In recent years, the growth of AI & ML has been unprecedented. Recent studies predict the rapid adoption rate of AI across all business, estimating that the AI market will reach an approximate of $13 trillion by 2030.
To define it, artificial intelligence refers to the machine’s ability to simulate human intelligence without explicit programming. Machine learning is an application of AI that develops mathematical models based on training data and leverage these models to make predictions when new data is supplied.
For instance, you can train a computer-vision ML model using hundreds of image samples that have been labeled by humans, so that it is able to automatically classify images in an object.
Though the principles of AI and ML have been around for decades, it is only in the past couple of years that it has garnered attention. The recent surge in popularity can be attributed to two main factors: the growth of cloud computing and the availability of big data. With cloud computing, AI/ML algorithms can be run practically and big data has enhanced the effectiveness of AI/ML, enabling them to better in a number of applications than humans.
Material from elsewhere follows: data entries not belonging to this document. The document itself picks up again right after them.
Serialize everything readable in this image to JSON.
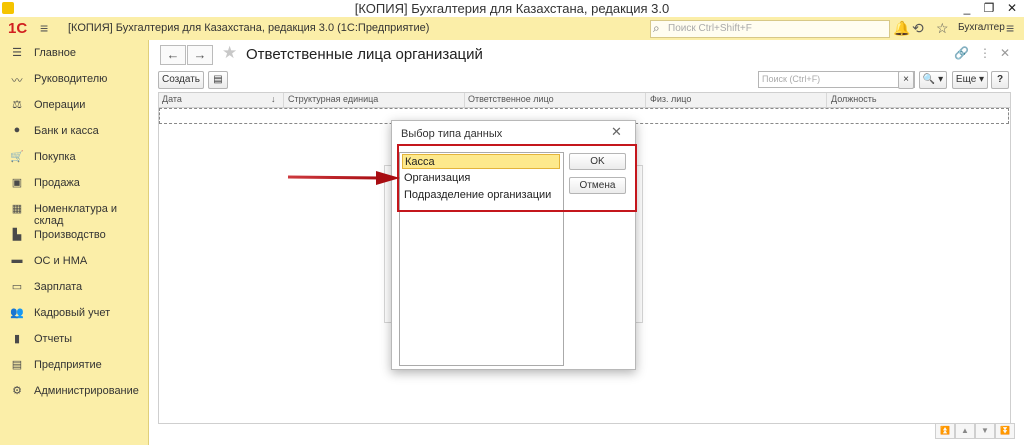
{
  "window": {
    "title": "[КОПИЯ] Бухгалтерия для Казахстана, редакция 3.0",
    "controls": [
      "_",
      "❐",
      "✕"
    ]
  },
  "topbar": {
    "logo": "1С",
    "app_title": "[КОПИЯ] Бухгалтерия для Казахстана, редакция 3.0  (1С:Предприятие)",
    "search_placeholder": "Поиск Ctrl+Shift+F",
    "user": "Бухгалтер"
  },
  "sidebar": {
    "items": [
      {
        "label": "Главное",
        "icon": "☰"
      },
      {
        "label": "Руководителю",
        "icon": "〰"
      },
      {
        "label": "Операции",
        "icon": "⚖"
      },
      {
        "label": "Банк и касса",
        "icon": "●"
      },
      {
        "label": "Покупка",
        "icon": "🛒"
      },
      {
        "label": "Продажа",
        "icon": "▣"
      },
      {
        "label": "Номенклатура и склад",
        "icon": "▦"
      },
      {
        "label": "Производство",
        "icon": "▙"
      },
      {
        "label": "ОС и НМА",
        "icon": "▬"
      },
      {
        "label": "Зарплата",
        "icon": "▭"
      },
      {
        "label": "Кадровый учет",
        "icon": "👥"
      },
      {
        "label": "Отчеты",
        "icon": "▮"
      },
      {
        "label": "Предприятие",
        "icon": "▤"
      },
      {
        "label": "Администрирование",
        "icon": "⚙"
      }
    ]
  },
  "content": {
    "page_title": "Ответственные лица организаций",
    "create_label": "Создать",
    "search_placeholder": "Поиск (Ctrl+F)",
    "clear_label": "×",
    "find_label": "🔍 ▾",
    "more_label": "Еще ▾",
    "help_label": "?",
    "columns": [
      "Дата",
      "Структурная единица",
      "Ответственное лицо",
      "Физ. лицо",
      "Должность"
    ],
    "sort_arrow": "↓"
  },
  "dialog": {
    "title": "Выбор типа данных",
    "close": "✕",
    "items": [
      "Касса",
      "Организация",
      "Подразделение организации"
    ],
    "selected_index": 0,
    "ok_label": "OK",
    "cancel_label": "Отмена"
  },
  "colors": {
    "panel_yellow": "#fbeea8",
    "selection_yellow": "#fde98c",
    "annotation_red": "#c4161c"
  }
}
The reality of AI in cyber security
Cyber security is one of the most promising areas for AI/ML. Theoretically, if the machine is able to access all your data, both good and bad, then it can be trained to detect any anomaly or malware as soon as it surfaces. Practically, three are three core requirements for this to work.
- Availability of massive amount of data – Your model’s effectiveness depends on the volume of benign and malware data that you have.
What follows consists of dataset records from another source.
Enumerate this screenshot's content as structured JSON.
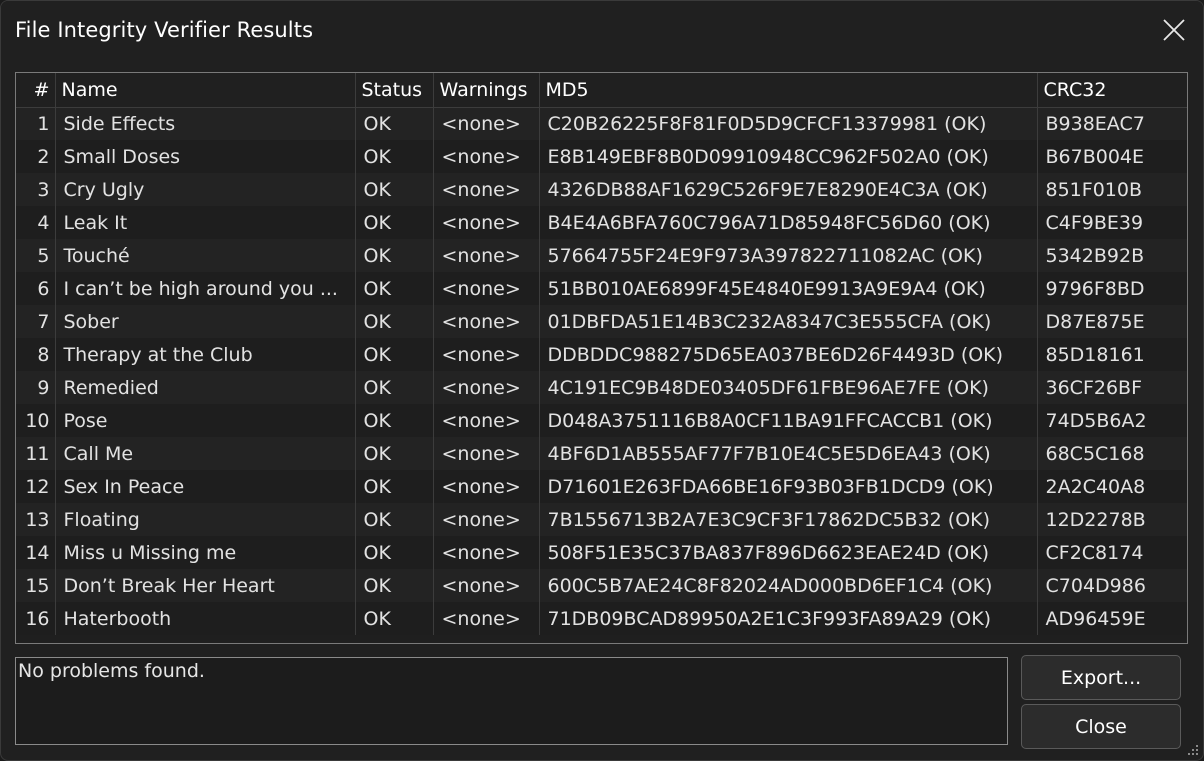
{
  "window": {
    "title": "File Integrity Verifier Results"
  },
  "table": {
    "columns": [
      "#",
      "Name",
      "Status",
      "Warnings",
      "MD5",
      "CRC32"
    ],
    "rows": [
      [
        "1",
        "Side Effects",
        "OK",
        "<none>",
        "C20B26225F8F81F0D5D9CFCF13379981 (OK)",
        "B938EAC7"
      ],
      [
        "2",
        "Small Doses",
        "OK",
        "<none>",
        "E8B149EBF8B0D09910948CC962F502A0 (OK)",
        "B67B004E"
      ],
      [
        "3",
        "Cry Ugly",
        "OK",
        "<none>",
        "4326DB88AF1629C526F9E7E8290E4C3A (OK)",
        "851F010B"
      ],
      [
        "4",
        "Leak It",
        "OK",
        "<none>",
        "B4E4A6BFA760C796A71D85948FC56D60 (OK)",
        "C4F9BE39"
      ],
      [
        "5",
        "Touché",
        "OK",
        "<none>",
        "57664755F24E9F973A397822711082AC (OK)",
        "5342B92B"
      ],
      [
        "6",
        "I can’t be high around you ...",
        "OK",
        "<none>",
        "51BB010AE6899F45E4840E9913A9E9A4 (OK)",
        "9796F8BD"
      ],
      [
        "7",
        "Sober",
        "OK",
        "<none>",
        "01DBFDA51E14B3C232A8347C3E555CFA (OK)",
        "D87E875E"
      ],
      [
        "8",
        "Therapy at the Club",
        "OK",
        "<none>",
        "DDBDDC988275D65EA037BE6D26F4493D (OK)",
        "85D18161"
      ],
      [
        "9",
        "Remedied",
        "OK",
        "<none>",
        "4C191EC9B48DE03405DF61FBE96AE7FE (OK)",
        "36CF26BF"
      ],
      [
        "10",
        "Pose",
        "OK",
        "<none>",
        "D048A3751116B8A0CF11BA91FFCACCB1 (OK)",
        "74D5B6A2"
      ],
      [
        "11",
        "Call Me",
        "OK",
        "<none>",
        "4BF6D1AB555AF77F7B10E4C5E5D6EA43 (OK)",
        "68C5C168"
      ],
      [
        "12",
        "Sex In Peace",
        "OK",
        "<none>",
        "D71601E263FDA66BE16F93B03FB1DCD9 (OK)",
        "2A2C40A8"
      ],
      [
        "13",
        "Floating",
        "OK",
        "<none>",
        "7B1556713B2A7E3C9CF3F17862DC5B32 (OK)",
        "12D2278B"
      ],
      [
        "14",
        "Miss u Missing me",
        "OK",
        "<none>",
        "508F51E35C37BA837F896D6623EAE24D (OK)",
        "CF2C8174"
      ],
      [
        "15",
        "Don’t Break Her Heart",
        "OK",
        "<none>",
        "600C5B7AE24C8F82024AD000BD6EF1C4 (OK)",
        "C704D986"
      ],
      [
        "16",
        "Haterbooth",
        "OK",
        "<none>",
        "71DB09BCAD89950A2E1C3F993FA89A29 (OK)",
        "AD96459E"
      ]
    ]
  },
  "message": "No problems found.",
  "buttons": {
    "export_label": "Export...",
    "close_label": "Close"
  },
  "icons": {
    "close": "close-icon",
    "resize": "resize-grip-icon"
  },
  "colors": {
    "background": "#202020",
    "text": "#e6e6e6",
    "border": "#7a7a7a"
  }
}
- Data pipeline – You must have data engineers and scientists who are able to create a data pipeline for continuously processing the samples and design effective models
- Providing Insights – You must have security domain specialists who are able to categorize what is good or bad and also has the ability to explain why is that the case.
Most organizations that boast of AI/ML powered security solutions are lacking in one or more of these requirements.
Getting into the process
A fundamental principle of security is a defense in depth. The defense is depth relates to having a number of security layers and not depending on one single technology such as AI/ML. The recent hype around the new AI/ML enabled security endpoints touts that it can do it all. However, if you want to shield a user from cyber fraud, ensure that all user accessed content is scanned and that their system is updated regularly. The scanning of each and every file before you allow downloading needs the ability to stop SSL-encrypted communications between the destination server and the user’s client. Or else, the scanner will be imperceptive to it. As scanning all the file can consume a lot of time, latency can be introduced and lead to issues in user experience. Anyway, the rapid blocking of the threats and permitting the already white-listed stuff is effective in balancing user experience with security.
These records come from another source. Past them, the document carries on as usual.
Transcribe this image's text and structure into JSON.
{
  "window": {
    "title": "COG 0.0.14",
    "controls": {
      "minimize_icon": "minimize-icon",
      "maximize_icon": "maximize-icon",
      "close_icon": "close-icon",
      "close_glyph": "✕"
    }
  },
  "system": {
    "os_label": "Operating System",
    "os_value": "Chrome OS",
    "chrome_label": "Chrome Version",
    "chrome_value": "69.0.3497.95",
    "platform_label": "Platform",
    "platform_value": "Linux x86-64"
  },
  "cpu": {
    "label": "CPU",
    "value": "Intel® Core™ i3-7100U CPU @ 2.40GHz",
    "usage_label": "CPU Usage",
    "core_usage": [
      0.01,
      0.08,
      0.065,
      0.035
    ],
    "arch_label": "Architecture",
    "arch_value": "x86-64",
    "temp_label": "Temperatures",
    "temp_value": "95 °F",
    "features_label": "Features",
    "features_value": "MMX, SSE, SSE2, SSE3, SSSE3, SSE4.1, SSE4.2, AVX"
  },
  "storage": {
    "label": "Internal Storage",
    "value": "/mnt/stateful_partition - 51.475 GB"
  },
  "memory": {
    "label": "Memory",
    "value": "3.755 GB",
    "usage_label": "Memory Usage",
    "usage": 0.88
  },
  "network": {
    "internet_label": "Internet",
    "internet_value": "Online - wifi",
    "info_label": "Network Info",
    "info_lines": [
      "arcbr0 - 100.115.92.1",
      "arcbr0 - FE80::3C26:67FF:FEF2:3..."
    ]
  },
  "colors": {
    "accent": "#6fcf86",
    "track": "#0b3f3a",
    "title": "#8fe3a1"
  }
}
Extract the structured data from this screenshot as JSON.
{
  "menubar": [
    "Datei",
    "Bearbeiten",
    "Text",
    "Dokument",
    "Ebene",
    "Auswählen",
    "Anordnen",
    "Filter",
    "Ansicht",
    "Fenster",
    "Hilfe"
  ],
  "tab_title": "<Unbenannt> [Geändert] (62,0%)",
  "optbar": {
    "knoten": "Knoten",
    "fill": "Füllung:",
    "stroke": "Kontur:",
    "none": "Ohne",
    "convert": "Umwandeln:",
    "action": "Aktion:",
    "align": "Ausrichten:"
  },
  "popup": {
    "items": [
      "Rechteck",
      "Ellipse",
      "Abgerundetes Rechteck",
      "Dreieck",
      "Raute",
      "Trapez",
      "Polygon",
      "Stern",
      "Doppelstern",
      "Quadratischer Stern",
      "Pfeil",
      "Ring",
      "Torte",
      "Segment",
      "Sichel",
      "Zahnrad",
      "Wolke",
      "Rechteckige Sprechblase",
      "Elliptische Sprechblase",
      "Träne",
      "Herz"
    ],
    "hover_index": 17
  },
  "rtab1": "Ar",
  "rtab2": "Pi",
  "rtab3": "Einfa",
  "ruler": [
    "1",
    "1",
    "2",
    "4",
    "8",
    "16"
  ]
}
After known threat intelligence has been employed and no conclusion is available, we enter the space of zero-day threats which is basically unknown threats. Theses zero-day threats do not have recognizable signatures, so sandboxing is used for scanning such kind of unknown threats. Sand-boxing consists of the installation of a suspicious file in a virtual machine sandbox that imitates the end user’s system and then identifying whether the file is good or not based on the behaviour observed. This process can take several minutes. As you know, today’s users want quick results and loathe waiting. With a properly trained AI/ML model, results for such files can be obtained in milliseconds. Most new attacks use exploit kits and they might borrow exfiltration and delivery techniques from previous attacks. AI/ML models can be trained to identify these polymorphic variants.
One critical consideration while using AI/ML for detecting malware pertains to the ability to offer a reasonable explanation regarding the classification of a particular sample as malicious. For instance, if a customer demands an explanation on why a sample was blocked, the answer cannot be on the lines of ‘AI/ML said so’. It is important to have a security domain expert who is able to understand which behaviours/attributes got triggered and who is also able to analyze false positives/negatives. This is required not only to understand why a certain prediction was made, but also to continuously improve the accuracy of the model prediction.
Training AI/ML models
When we talk about the training of AI/ML models, the debate is regarding the use of supervised learning or unsupervised learning. Supervised learning, based on labeled data that is extracted to attain a prediction model. What this means for malware is that human specialists from data sets, take each sample and label them as good or bad, and perform feature engineering to find out what malware features are relevant to the prediction model before training. In unsupervised learning, patterns are obtained to determine structure from data that is not categorized or labeled. The proponents of unsupervised learning claim that this type of learning is not free from feature selection bias and is also not limited by the confines of human classification. The usefulness of unsupervised learning, however, remains to be validated.
The best security areas where AI/ML can help
There are some kinds of security challenges that suit AI/ML more than others. For example, let’s consider the example of Phishing detection. It has significant visual components. With the use of images, logos and other ‘look and feel’ elements, an adversary will be able to make a fake website to resemble its legitimate counterpart. The advancements in AI/ML vision algorithms has made it possible for the technology to identify fake websites that are designed to cheat unsuspecting users.
Additionally, AL/ML algorithms can be employed to detect anomalous user behavior, getting insight into what constitutes the user’s normal behavior and then flagging when there is a notable deviation from the norm.
When AI/ML model is trained effectively under the expertise of data scientists and cyber security experts, it can prove to be a valuable tool to the cyber security defense-in-depth armoury. However, today we are still miles from declaring AI/ML as the penultimate remedy for curbing all cyber frauds.